How a Robotic Prostatectomy is Performed
The procedure of robotic prostatectomy involves first inflating the abdomen with carbon dioxide gas so that the 3-D high definition robotic camera can be used to visualize the internal structures of the abdomen. The robotic working instruments are then inserted through the skin into the abdomen by placing special access ports calledtrochars. Trochars are 8 mm in diameter and have a valve mechanism to prevent the pressurized gas from escaping while permitting the passage of small instruments required forsurgery. At this point the robot is then “docked” whereby the robotic patient cart (see robot docking image) is brought to the bedside and the arms of the robot are attached to the camera port and robotic trochars.
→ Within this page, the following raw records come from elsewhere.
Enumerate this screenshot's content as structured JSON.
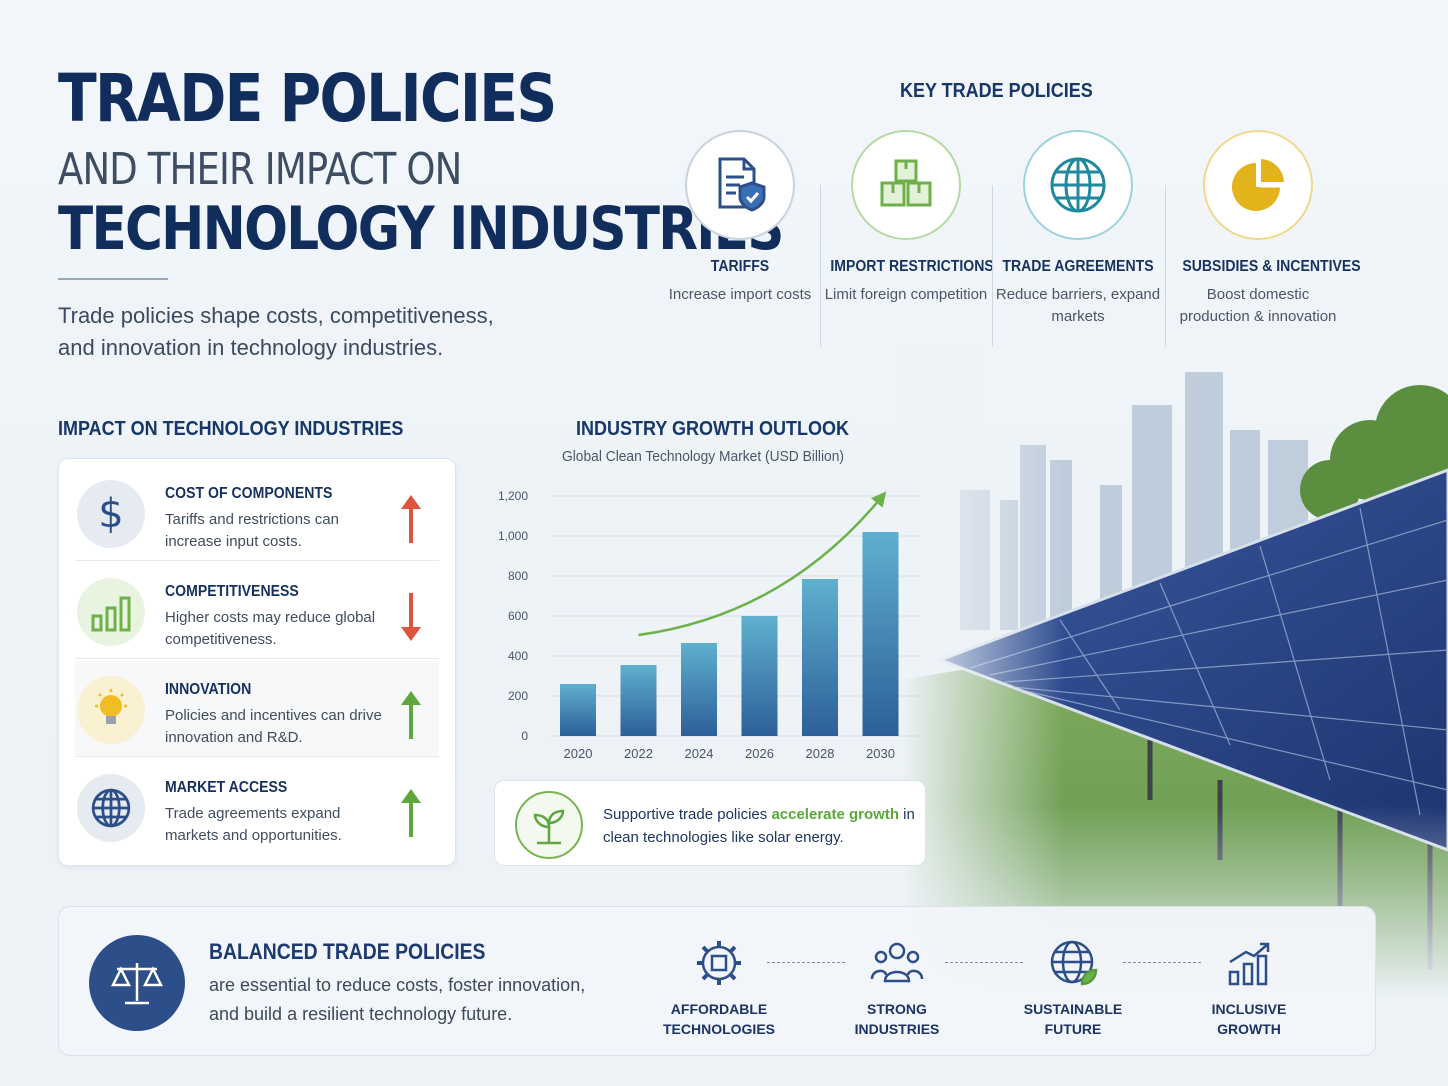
{
  "header": {
    "title_line1": "TRADE POLICIES",
    "title_line2": "AND THEIR IMPACT ON",
    "title_line3": "TECHNOLOGY INDUSTRIES",
    "intro": "Trade policies shape costs, competitiveness, and innovation in technology industries."
  },
  "key_policies": {
    "title": "KEY TRADE POLICIES",
    "items": [
      {
        "title": "TARIFFS",
        "desc": "Increase import costs",
        "icon": "document-shield-icon",
        "color": "#2c4f8a"
      },
      {
        "title": "IMPORT RESTRICTIONS",
        "desc": "Limit foreign competition",
        "icon": "boxes-icon",
        "color": "#6fb04a"
      },
      {
        "title": "TRADE AGREEMENTS",
        "desc": "Reduce barriers, expand markets",
        "icon": "globe-icon",
        "color": "#1f8a9e"
      },
      {
        "title": "SUBSIDIES & INCENTIVES",
        "desc": "Boost domestic production & innovation",
        "icon": "pie-chart-icon",
        "color": "#e3b31c"
      }
    ]
  },
  "impact": {
    "title": "IMPACT ON TECHNOLOGY INDUSTRIES",
    "items": [
      {
        "title": "COST OF COMPONENTS",
        "desc": "Tariffs and restrictions can increase input costs.",
        "icon": "dollar-icon",
        "trend": "up",
        "trend_color": "#e0533c"
      },
      {
        "title": "COMPETITIVENESS",
        "desc": "Higher costs may reduce global competitiveness.",
        "icon": "bar-chart-icon",
        "trend": "down",
        "trend_color": "#e0533c"
      },
      {
        "title": "INNOVATION",
        "desc": "Policies and incentives can drive innovation and R&D.",
        "icon": "lightbulb-icon",
        "trend": "up",
        "trend_color": "#5fa63f"
      },
      {
        "title": "MARKET ACCESS",
        "desc": "Trade agreements expand markets and opportunities.",
        "icon": "globe-icon",
        "trend": "up",
        "trend_color": "#5fa63f"
      }
    ]
  },
  "chart_data": {
    "type": "bar",
    "title": "INDUSTRY GROWTH OUTLOOK",
    "subtitle": "Global Clean Technology Market (USD Billion)",
    "categories": [
      "2020",
      "2022",
      "2024",
      "2026",
      "2028",
      "2030"
    ],
    "values": [
      260,
      355,
      465,
      600,
      785,
      1020
    ],
    "ylim": [
      0,
      1200
    ],
    "yticks": [
      "0",
      "200",
      "400",
      "600",
      "800",
      "1,000",
      "1,200"
    ],
    "ytick_values": [
      0,
      200,
      400,
      600,
      800,
      1000,
      1200
    ],
    "grid": true,
    "trend_arrow": true,
    "bar_color": "#3f87b6",
    "arrow_color": "#6cb24a"
  },
  "callout": {
    "text_before": "Supportive trade policies ",
    "highlight": "accelerate growth",
    "text_after": " in clean technologies like solar energy.",
    "icon": "sprout-icon"
  },
  "banner": {
    "title": "BALANCED TRADE POLICIES",
    "text": "are essential to reduce costs, foster innovation, and build a resilient technology future.",
    "icon": "scales-icon",
    "outcomes": [
      {
        "label_line1": "AFFORDABLE",
        "label_line2": "TECHNOLOGIES",
        "icon": "gear-chip-icon"
      },
      {
        "label_line1": "STRONG",
        "label_line2": "INDUSTRIES",
        "icon": "people-icon"
      },
      {
        "label_line1": "SUSTAINABLE",
        "label_line2": "FUTURE",
        "icon": "globe-leaf-icon"
      },
      {
        "label_line1": "INCLUSIVE",
        "label_line2": "GROWTH",
        "icon": "growth-chart-icon"
      }
    ]
  }
}
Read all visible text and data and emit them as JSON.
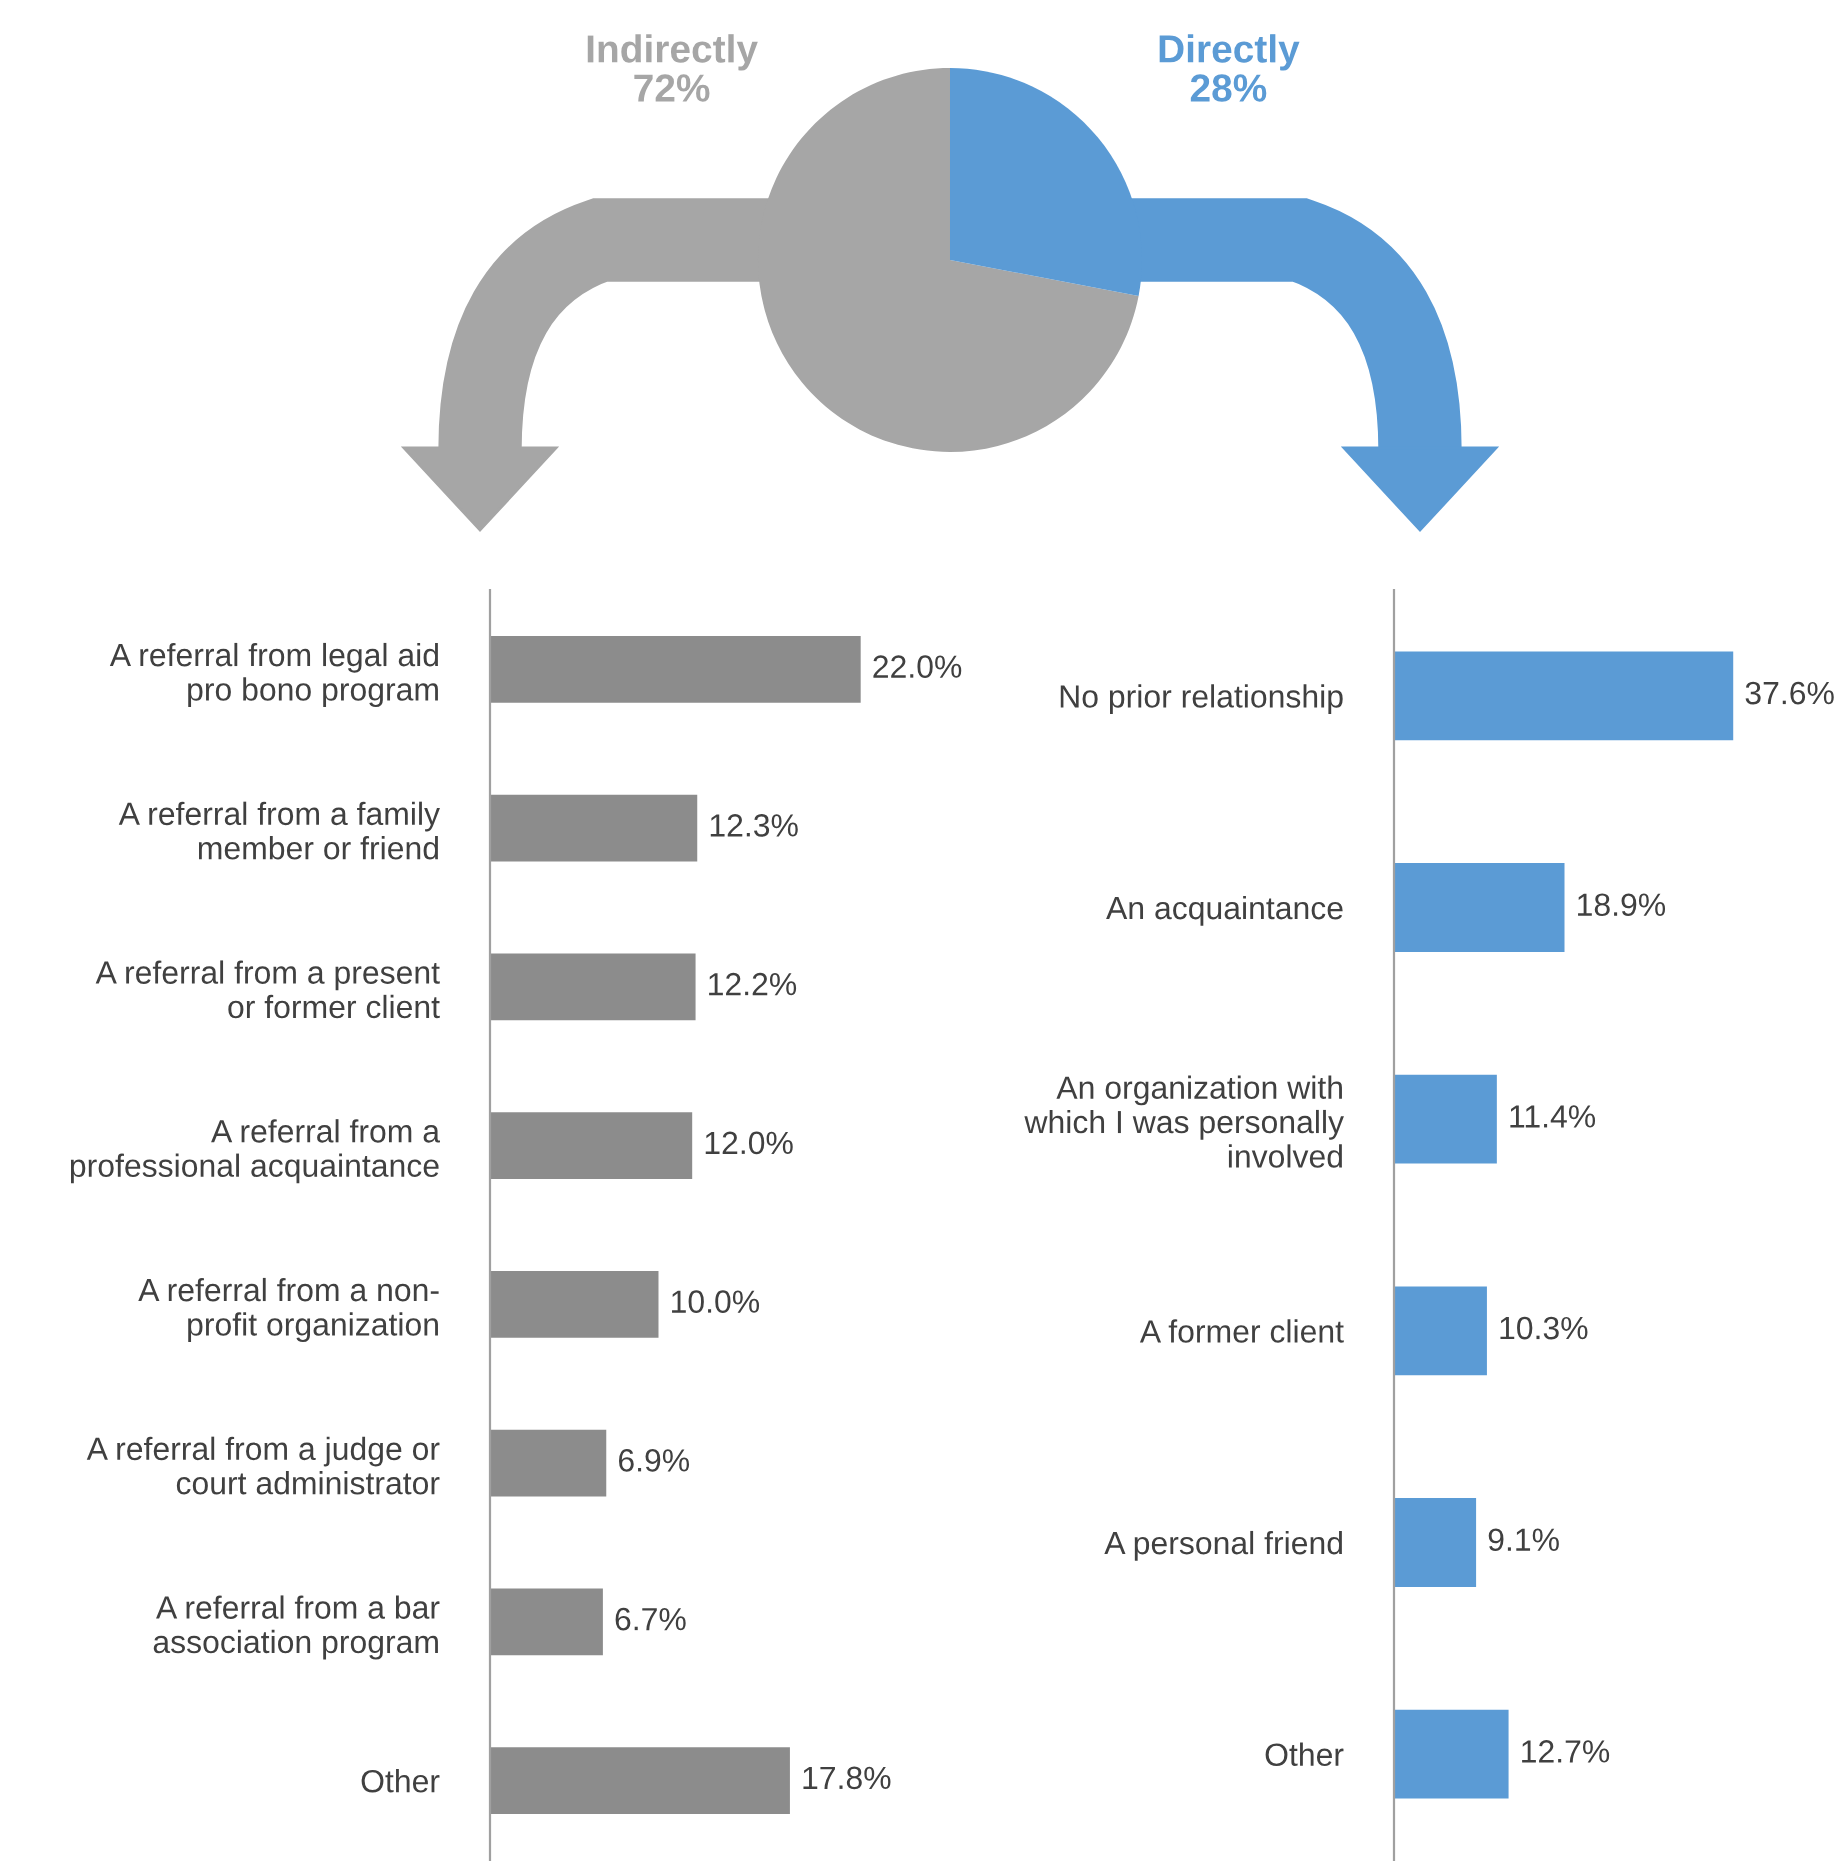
{
  "chart_data": [
    {
      "type": "pie",
      "categories": [
        "Indirectly",
        "Directly"
      ],
      "values": [
        72,
        28
      ],
      "colors": [
        "#a6a6a6",
        "#5b9bd5"
      ],
      "value_labels": [
        "72%",
        "28%"
      ]
    },
    {
      "type": "bar",
      "orientation": "horizontal",
      "categories": [
        "A referral from legal aid\npro bono program",
        "A referral from a family\nmember or friend",
        "A referral from a present\nor former client",
        "A referral from a\nprofessional acquaintance",
        "A referral from a non-\nprofit organization",
        "A referral from a judge or\ncourt administrator",
        "A referral from a bar\nassociation program",
        "Other"
      ],
      "values": [
        22.0,
        12.3,
        12.2,
        12.0,
        10.0,
        6.9,
        6.7,
        17.8
      ],
      "color": "#8c8c8c",
      "value_labels": [
        "22.0%",
        "12.3%",
        "12.2%",
        "12.0%",
        "10.0%",
        "6.9%",
        "6.7%",
        "17.8%"
      ]
    },
    {
      "type": "bar",
      "orientation": "horizontal",
      "categories": [
        "No prior relationship",
        "An acquaintance",
        "An organization with\nwhich I was personally\ninvolved",
        "A former client",
        "A personal friend",
        "Other"
      ],
      "values": [
        37.6,
        18.9,
        11.4,
        10.3,
        9.1,
        12.7
      ],
      "color": "#5b9bd5",
      "value_labels": [
        "37.6%",
        "18.9%",
        "11.4%",
        "10.3%",
        "9.1%",
        "12.7%"
      ]
    }
  ]
}
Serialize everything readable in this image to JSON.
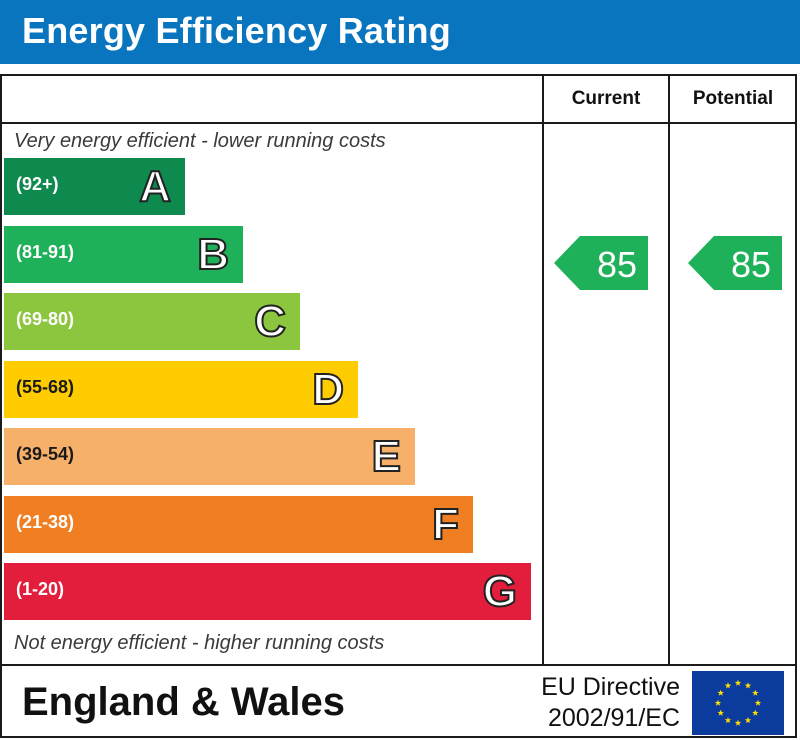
{
  "header": {
    "title": "Energy Efficiency Rating"
  },
  "columns": {
    "current": "Current",
    "potential": "Potential"
  },
  "notes": {
    "top": "Very energy efficient - lower running costs",
    "bottom": "Not energy efficient - higher running costs"
  },
  "chart_data": {
    "type": "bar",
    "title": "Energy Efficiency Rating",
    "bands": [
      {
        "letter": "A",
        "range": "(92+)",
        "min": 92,
        "max": 100,
        "color": "#0f8a4f"
      },
      {
        "letter": "B",
        "range": "(81-91)",
        "min": 81,
        "max": 91,
        "color": "#1eb159"
      },
      {
        "letter": "C",
        "range": "(69-80)",
        "min": 69,
        "max": 80,
        "color": "#8cc63f"
      },
      {
        "letter": "D",
        "range": "(55-68)",
        "min": 55,
        "max": 68,
        "color": "#ffcc00"
      },
      {
        "letter": "E",
        "range": "(39-54)",
        "min": 39,
        "max": 54,
        "color": "#f7b06a"
      },
      {
        "letter": "F",
        "range": "(21-38)",
        "min": 21,
        "max": 38,
        "color": "#f07f23"
      },
      {
        "letter": "G",
        "range": "(1-20)",
        "min": 1,
        "max": 20,
        "color": "#e31d3c"
      }
    ],
    "ratings": {
      "current": 85,
      "potential": 85
    },
    "rating_color": "#1eb159"
  },
  "footer": {
    "region": "England & Wales",
    "directive_line1": "EU Directive",
    "directive_line2": "2002/91/EC",
    "flag_color": "#0b3b9c",
    "star_color": "#ffde00"
  }
}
The “robot” is motionless without the surgeon. Once docked, the surgeon takes full control of the camera and all robotic arms through a sophisticated surgeon console that is in the operating room (seen below – surgeon console Si). Inside the surgeon console the surgeon has the advantage of magnified three-dimensional high-definition vision of the operative field (see inside view). A bedside assistant is required to assist the surgeon with retraction, suction, and the delivery of instruments for suturing and other surgical techniques. Depending on the specific characteristics of each patient’s prostate cancer and other attributes, Dr. Berkman may perform an enhanced or standard nerve-sparing procedure. In certain instances where there is concern or evidence that the cancer is locally invasive, the neurovascular bundle may need to be excised to maximize the chance of cancer cure. Dr. Berkman will discuss all options and the surgical plan with you prior to surgery. In addition, a pelvic lymph node dissection may be performed to determine if there is spread of cancer cells to the lymphatic system. This can be done in a standard or extended fashion and again is dependent upon patient-specific characteristics.
What to Expect After Robotic Prostatectomy
Following robotic prostatectomy patients can expect to leave the hospital the next day after surgery. Patients will go home with a urinary catheter in place. This allows healing of the vesicourethral anastomosis (the region where the bladder is attached to the urethra). The catheter is removed by Dr. Berkman in his office after 7 days. Recovery from robotic prostatectomy can be surprisingly rapid. Because there is minimal blood loss and less pain, men often feel “back to baseline” in just 2 weeks from surgery.